Shortly after he received his probation sentence, Smith filed a motion with the court contending that being prohibited from possessing a firearm was not part of the disposition. In early January 2018, the court found that those terms were, in fact, part of the standard terms of probation to which Smith was required to comply.
In early October 2018, Smith approached his probation officer and notified the officer that he had ammunition in his possession and asked if that was allowed.
“The officer deferred giving an immediate answer and stated that she would speak with a supervisor,” stated the brief. “The following day, Ms. Silvernale (Smith’s probation officer) telephoned Mr. Smith and informed him that possession of ammunition was prohibited.”
Smith then told Silvernale he would remove the ammunition from his property, but was arrested the following day for violating probation, according to the brief.
“Mr. Smith was never given an opportunity to comply with his probation officer’s directive,” says the brief.
The decision to then sentence Smith to jail was, according to the appeal, an abuse of discretion.

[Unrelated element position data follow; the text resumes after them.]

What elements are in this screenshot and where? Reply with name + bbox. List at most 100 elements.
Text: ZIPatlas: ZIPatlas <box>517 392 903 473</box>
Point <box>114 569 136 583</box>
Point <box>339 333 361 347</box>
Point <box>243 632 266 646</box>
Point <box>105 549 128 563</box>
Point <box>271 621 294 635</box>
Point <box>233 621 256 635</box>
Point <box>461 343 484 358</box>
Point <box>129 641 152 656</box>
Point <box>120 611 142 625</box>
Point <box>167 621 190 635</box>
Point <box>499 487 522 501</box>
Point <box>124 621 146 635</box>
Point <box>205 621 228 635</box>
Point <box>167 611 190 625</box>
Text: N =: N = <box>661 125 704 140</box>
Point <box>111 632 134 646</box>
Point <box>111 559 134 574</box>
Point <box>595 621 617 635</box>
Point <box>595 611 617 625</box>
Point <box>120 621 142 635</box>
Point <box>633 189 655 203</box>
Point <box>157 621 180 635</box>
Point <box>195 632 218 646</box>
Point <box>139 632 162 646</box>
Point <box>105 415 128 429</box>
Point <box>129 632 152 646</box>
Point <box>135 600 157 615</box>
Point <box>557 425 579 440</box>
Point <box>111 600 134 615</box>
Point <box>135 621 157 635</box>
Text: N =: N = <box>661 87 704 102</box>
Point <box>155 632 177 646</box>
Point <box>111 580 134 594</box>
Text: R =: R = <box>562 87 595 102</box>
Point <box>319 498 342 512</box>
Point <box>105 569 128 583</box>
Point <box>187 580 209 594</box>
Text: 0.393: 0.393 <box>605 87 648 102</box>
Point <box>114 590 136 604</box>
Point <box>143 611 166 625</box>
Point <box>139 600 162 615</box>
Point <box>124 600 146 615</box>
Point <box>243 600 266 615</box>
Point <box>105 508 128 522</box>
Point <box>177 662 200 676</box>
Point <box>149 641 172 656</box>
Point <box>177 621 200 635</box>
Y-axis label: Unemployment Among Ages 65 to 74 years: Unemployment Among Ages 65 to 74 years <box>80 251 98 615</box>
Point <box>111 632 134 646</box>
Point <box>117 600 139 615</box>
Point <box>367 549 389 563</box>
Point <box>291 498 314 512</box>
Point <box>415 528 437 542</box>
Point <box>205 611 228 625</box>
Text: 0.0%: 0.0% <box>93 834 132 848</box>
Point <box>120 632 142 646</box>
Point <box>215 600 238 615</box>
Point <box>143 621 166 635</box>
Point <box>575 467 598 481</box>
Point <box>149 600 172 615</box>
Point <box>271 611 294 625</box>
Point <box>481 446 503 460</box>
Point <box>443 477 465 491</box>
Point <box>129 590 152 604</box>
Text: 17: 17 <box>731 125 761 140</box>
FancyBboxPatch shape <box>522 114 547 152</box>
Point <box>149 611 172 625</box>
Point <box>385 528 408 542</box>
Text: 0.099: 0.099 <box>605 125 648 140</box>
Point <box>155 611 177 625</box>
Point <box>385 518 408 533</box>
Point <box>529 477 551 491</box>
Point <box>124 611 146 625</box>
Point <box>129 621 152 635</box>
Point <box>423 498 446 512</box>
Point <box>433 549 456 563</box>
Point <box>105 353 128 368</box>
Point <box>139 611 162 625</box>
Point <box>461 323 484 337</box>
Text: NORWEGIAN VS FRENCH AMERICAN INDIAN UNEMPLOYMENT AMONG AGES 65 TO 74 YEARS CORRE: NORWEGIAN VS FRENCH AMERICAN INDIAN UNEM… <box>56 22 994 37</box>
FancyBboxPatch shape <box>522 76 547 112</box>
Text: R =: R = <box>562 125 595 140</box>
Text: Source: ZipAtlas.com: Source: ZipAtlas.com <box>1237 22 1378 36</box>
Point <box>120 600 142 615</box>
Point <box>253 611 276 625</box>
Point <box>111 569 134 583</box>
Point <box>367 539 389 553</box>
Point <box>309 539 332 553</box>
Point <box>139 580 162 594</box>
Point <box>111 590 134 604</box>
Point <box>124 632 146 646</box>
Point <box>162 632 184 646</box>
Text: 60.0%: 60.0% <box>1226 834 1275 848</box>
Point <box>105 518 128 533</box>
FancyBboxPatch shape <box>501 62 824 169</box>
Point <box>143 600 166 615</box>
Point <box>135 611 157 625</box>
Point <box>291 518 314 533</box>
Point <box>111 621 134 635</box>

The Grand County District Attorney’s Office, which will be defending the county court’s ruling, has not yet filed a response to the appeal brief. They have until May 29 to do so, according to court officials, unless a motion is filed and granted for a time extension.
Smith remains in custody in the Grand County Jail during his appeal period.
His legal counsel previously filed a motion to stay the jail sentence, which was granted, making Smith eligible to bond out of jail. To do so, however, Smith would be required to pay a $75,000 cash-only bond and could not use a bail bondsman.
Smith has received significant news coverage over the past several years in both local and state media.
In October 2017, shortly before he pleaded no contest to the misdemeanor assault charges that resulted in him being placed on probation, Smith won a case in federal court against the town of Kremmling and members of the Kremmling Police Department. The jury in that case found the Kremmling Police violated Smiths rights and awarded him $775,000 in compensation.